Nomes próprios e impróprios


A questão da grafia e adoção dos nomes próprios estrangeiros é um capítulo curioso da nossa ideologia nacionalista. Já a questão da identidade cultural é por certo o capítulo crucial desta ideologia. Refleti um pouco sobre essas questões que sumariamente assinalo na abertura deste artigo porque me ocorreu lembrar os nomes extravagantes de muitos dos alunos que tive em anos mais recentes. É curioso observar como tendemos cada vez mais a adotar nomes estrangeiros. Mais que isso, mais estrangeiros que os modelos adotados, dobramos consoantes inexistentes nos nomes que nos servem de inspiração. Assim, há agora brasileiros batizados como Petter ou Rychaddson. Como professor, na hora da chamada por pouco não mordi a língua várias vezes para pronunciar ou tentar pronunciar corretamente os nomes extravagantes de alunos brasileiros que todavia têm nomes mais que estrangeiros, mais extravagantes que os estrangeiros.
O fenômeno parece acentuar-se (adianto que não procedi a nenhum levantamento empírico, como é de hábito no ofício dos sociólogos) nas classes mais pobres. Quero dizer, quanto mais descemos na composição econômico-social dos alunos, mais encontramos a adoção de nomes estrangeiros saturados de consoantes dobradas e outras extravagâncias gráficas inexistentes nos modelos estrangeiros adotados. Sendo mais preciso, é nos cursos de secretariado e serviço social, pedagogia e turismo que se observa a maior frequência do fenômeno que aqui considero. Neles passei a esbarrar em singularidades como Walleska, Weruska, Nattaly, Wylliam... Lamento agora não haver anotado todos para melhor aproveitá-los neste artigo.
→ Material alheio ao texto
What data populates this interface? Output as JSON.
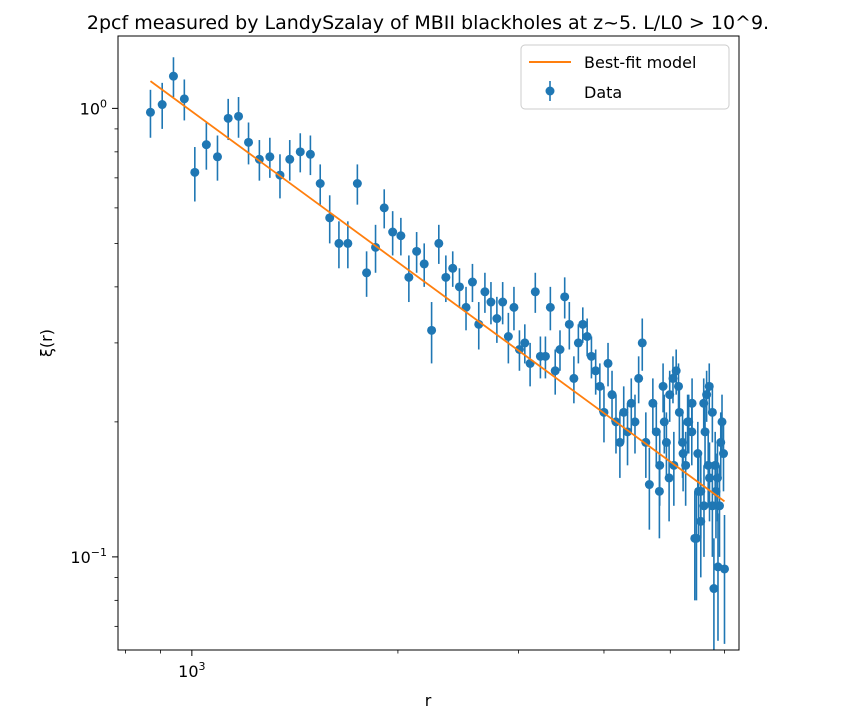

Ora, pensei com minha rota gramática dos nomes próprios brasileiros, aí tem coisa, isto é, isso é sintoma de sentidos submersos no solo da grafia, ou na pele da escrita. Por que tanto agora nos entregamos a esses caprichos que certamente infernizam o trabalho dos funcionários de cartório e os professores, obrigados a morder a língua pronunciando essas consoantes esdrúxulas? O fenômeno, ou pelo menos sua exacerbação, é novo, talvez sintoma do processo de globalização que estreitou as fronteiras entre as nações e os nomes. É porém raro encontrar nomes brasileiros entre os americanos e ingleses, franceses e alemães, embora com certeza tenha aumentado assustadoramente a presença de imigrantes legais e ilegais nos EUA, Inglaterra, França e Alemanha. Esta relação desigual sugere a reiteração, neste registro, da nossa dependência cultural, fenômeno típico em países de forte tradição colonial. Noutras palavras, a inflação de nomes estrangeiros na nossa cultura seria apenas mais uma evidência da nossa macaqueação do estranja, como dizia Mário de Andrade com suas expressões peculiares.
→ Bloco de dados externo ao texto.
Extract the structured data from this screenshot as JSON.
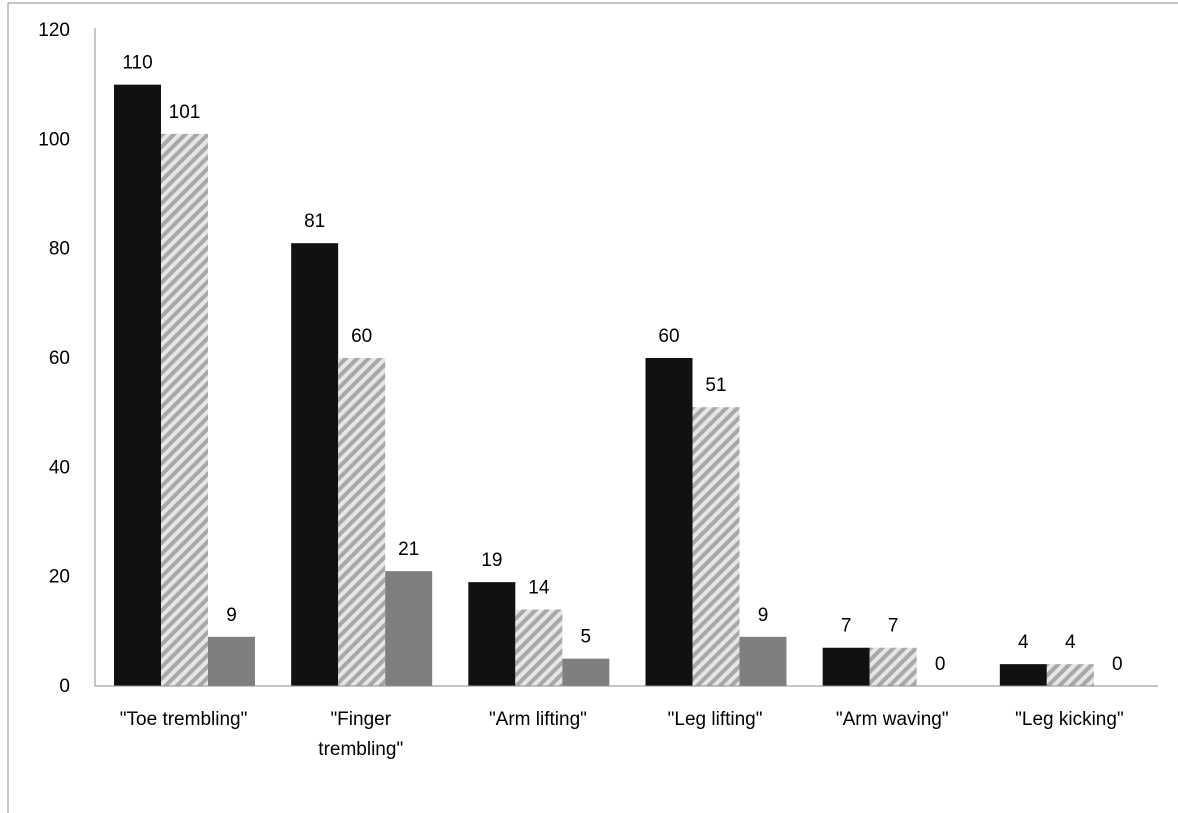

Aliás, lembro Mário de Andrade bem a propósito, já que foi provavelmente o maior apóstolo da nacionalização da nossa cultura. Seu pragmatismo militante, tantas vezes confessado e justificado, levou-o a adotar processo inverso ao que acima anotei quando escreveu sua pioneira Pequena História da Música. Visando afirmar os valores nacionais postulados pelo modernismo, nesta obra ele decidiu grafar os nomes de grandes músicos europeus aportuguesando-os. Assim, escreve João Sebastião Bach, Cláudio Debussy, Ricardo Straus etc. Ninguém embarcou na sua canoa furada, que de resto vazou água na própria obra que cito, pois ele foi de uma inconsistência flagrante: ora aportuguesa os nomes, ora preserva a grafia original.
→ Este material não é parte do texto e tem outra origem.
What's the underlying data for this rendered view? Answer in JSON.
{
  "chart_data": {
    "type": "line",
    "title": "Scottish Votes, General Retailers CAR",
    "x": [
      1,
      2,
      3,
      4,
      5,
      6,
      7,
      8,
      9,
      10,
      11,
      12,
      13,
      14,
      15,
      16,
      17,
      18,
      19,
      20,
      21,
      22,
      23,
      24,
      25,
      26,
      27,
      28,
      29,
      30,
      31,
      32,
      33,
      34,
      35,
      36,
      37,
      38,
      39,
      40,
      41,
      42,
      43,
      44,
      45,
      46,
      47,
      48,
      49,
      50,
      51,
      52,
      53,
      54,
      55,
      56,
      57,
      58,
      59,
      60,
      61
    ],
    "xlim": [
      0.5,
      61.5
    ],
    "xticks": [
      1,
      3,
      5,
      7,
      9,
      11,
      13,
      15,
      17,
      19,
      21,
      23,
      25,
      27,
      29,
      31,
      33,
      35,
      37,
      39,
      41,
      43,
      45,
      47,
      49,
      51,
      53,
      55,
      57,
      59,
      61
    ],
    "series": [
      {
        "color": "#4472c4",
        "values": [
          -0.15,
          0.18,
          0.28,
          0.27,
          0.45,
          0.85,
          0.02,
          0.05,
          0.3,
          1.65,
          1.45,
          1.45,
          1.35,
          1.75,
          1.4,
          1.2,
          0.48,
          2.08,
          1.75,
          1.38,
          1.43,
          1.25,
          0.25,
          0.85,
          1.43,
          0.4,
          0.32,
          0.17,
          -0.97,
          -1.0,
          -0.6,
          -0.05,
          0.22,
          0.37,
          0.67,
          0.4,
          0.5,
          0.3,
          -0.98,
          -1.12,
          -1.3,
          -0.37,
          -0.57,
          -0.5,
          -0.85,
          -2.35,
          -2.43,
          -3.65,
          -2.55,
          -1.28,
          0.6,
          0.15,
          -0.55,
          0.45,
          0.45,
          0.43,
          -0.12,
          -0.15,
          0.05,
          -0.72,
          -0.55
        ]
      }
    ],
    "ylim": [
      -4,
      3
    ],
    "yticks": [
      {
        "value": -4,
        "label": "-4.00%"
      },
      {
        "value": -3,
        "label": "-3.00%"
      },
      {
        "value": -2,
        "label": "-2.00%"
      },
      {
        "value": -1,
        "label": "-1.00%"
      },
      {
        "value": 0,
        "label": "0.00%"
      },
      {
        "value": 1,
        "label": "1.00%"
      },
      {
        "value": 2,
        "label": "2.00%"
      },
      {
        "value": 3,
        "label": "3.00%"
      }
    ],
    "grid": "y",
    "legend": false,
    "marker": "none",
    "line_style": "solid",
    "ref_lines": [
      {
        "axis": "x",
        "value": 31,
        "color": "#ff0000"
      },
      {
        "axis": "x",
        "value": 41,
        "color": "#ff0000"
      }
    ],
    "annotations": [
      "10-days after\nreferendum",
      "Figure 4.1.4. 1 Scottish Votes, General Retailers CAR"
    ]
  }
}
Há pouco escrevia para uma amiga lembrando mais uma vez uma frase primorosa de Tom Jobim que não me canso de citar: “O Brasil não é para principiantes”. Cito-a além da desmedida, reconheço, porque nossa realidade desconcertante está sempre me dando razões de a lembrar e novamente constatar sua precisão. Falamos por ombros e cotovelos o quanto nos orgulhamos da nossa identidade. Os brasileiros mais bairristas, é o caso dos pernambucanos, redobram a dose acrescentando ao nacionalismo provinciano, com perdão do truísmo, as glórias da nossa pernambucanidade, o orgulho de ser pernambucano e nordestino. Convém de resto lembrar que o “orgulho de ser nordestino” é produto publicitário pago e apropriado pela rede Bompreço, que por sua vez vendeu o mote publicitário sem tirar nem pôr ao capital globalizado. Portanto, para bom entendedor meia publicidade já denuncia o comércio inteiro.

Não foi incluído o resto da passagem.